Davidtz, who also plays Bobo’s mother Nicola, effectively ramps up the growing paranoia as white colonists face violent repercussions. But this comes at the expense of showing how Bobo gains wisdom.

Nicola is a police officer who sleeps with her rifle and is always on the lookout for cattle rustlers. She says that if she doesn’t have a gun, she’ll fight for her property with her bare hands.

Bobo’s father Tim (Rob van Vuuren) is in the army and seldom home. By this time in the struggle, as the movie shows, whites were having to make even the most routine trips in heavily guarded convoys.

Bobo gets occasional adult guidance from a duo of servants, Sarah (Zikhona Bali) and Jacob (Fumani N. Shilubana). Yet Bobo’s parents have inculcated her with their own racism so deeply that her connection with the two is usually strained.

“First you have to watch out for the terrorists,” Bobo says in her opening narration. “So you’re not supposed to talk to Africans about anything, just in case they’re terrorists, or they’re mates with one.”
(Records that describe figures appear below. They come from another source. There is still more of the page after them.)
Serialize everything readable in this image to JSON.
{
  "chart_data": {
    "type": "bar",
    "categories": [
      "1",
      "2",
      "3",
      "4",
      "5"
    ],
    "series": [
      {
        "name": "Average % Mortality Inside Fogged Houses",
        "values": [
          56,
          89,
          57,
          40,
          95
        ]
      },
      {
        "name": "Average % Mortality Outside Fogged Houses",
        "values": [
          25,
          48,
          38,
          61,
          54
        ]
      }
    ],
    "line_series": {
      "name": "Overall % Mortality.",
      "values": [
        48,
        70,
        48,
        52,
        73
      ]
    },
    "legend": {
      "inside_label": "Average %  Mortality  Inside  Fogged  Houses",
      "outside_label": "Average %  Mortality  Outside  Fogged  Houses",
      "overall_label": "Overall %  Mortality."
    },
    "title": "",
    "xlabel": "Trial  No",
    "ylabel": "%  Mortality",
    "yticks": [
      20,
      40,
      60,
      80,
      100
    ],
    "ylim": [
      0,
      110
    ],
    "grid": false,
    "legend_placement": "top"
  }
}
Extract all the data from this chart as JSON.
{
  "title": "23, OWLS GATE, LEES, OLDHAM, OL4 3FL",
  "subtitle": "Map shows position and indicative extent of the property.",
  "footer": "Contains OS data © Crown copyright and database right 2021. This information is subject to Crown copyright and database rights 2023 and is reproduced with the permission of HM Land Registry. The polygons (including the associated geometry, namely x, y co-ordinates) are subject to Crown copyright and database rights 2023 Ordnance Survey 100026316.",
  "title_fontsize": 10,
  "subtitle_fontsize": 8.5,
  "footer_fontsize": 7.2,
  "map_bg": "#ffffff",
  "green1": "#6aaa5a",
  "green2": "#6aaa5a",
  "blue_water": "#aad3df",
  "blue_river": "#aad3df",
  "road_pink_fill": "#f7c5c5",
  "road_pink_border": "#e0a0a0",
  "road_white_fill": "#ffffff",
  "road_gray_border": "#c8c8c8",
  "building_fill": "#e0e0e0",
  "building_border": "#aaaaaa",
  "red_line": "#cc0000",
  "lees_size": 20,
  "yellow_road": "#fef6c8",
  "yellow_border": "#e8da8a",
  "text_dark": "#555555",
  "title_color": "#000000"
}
She also believes, “Africans don’t have last names. They just have first names.”

Bobo’s grandmother (Judy Ditchfield) is fully vested in the colonial delusions. “Are we racists?” she replies to Bobo. “Certainly not! Some people are, but we’re not.”

“We have breeding,” she tells Bobo, “which is better than having money.”

Asking her mother, “Am I African?” Bobo is told no. “Is it because we don’t have brown skin?” Nicola sighs, “It’s complicated.”

For Bobo and her family, there’s no violent denouement, only displacement. Bobo eventually has a vision of Sarah as a queen, but it seems like an insight obtained too late.


The film contains mature themes, including racism, two scenes involving sexual menace, fleeting profanities and some rough language. The OSV News classification is A-III – adults. The Motion Picture Association rating is R — restricted. Under 17 requires accompanying parent or adult guardian.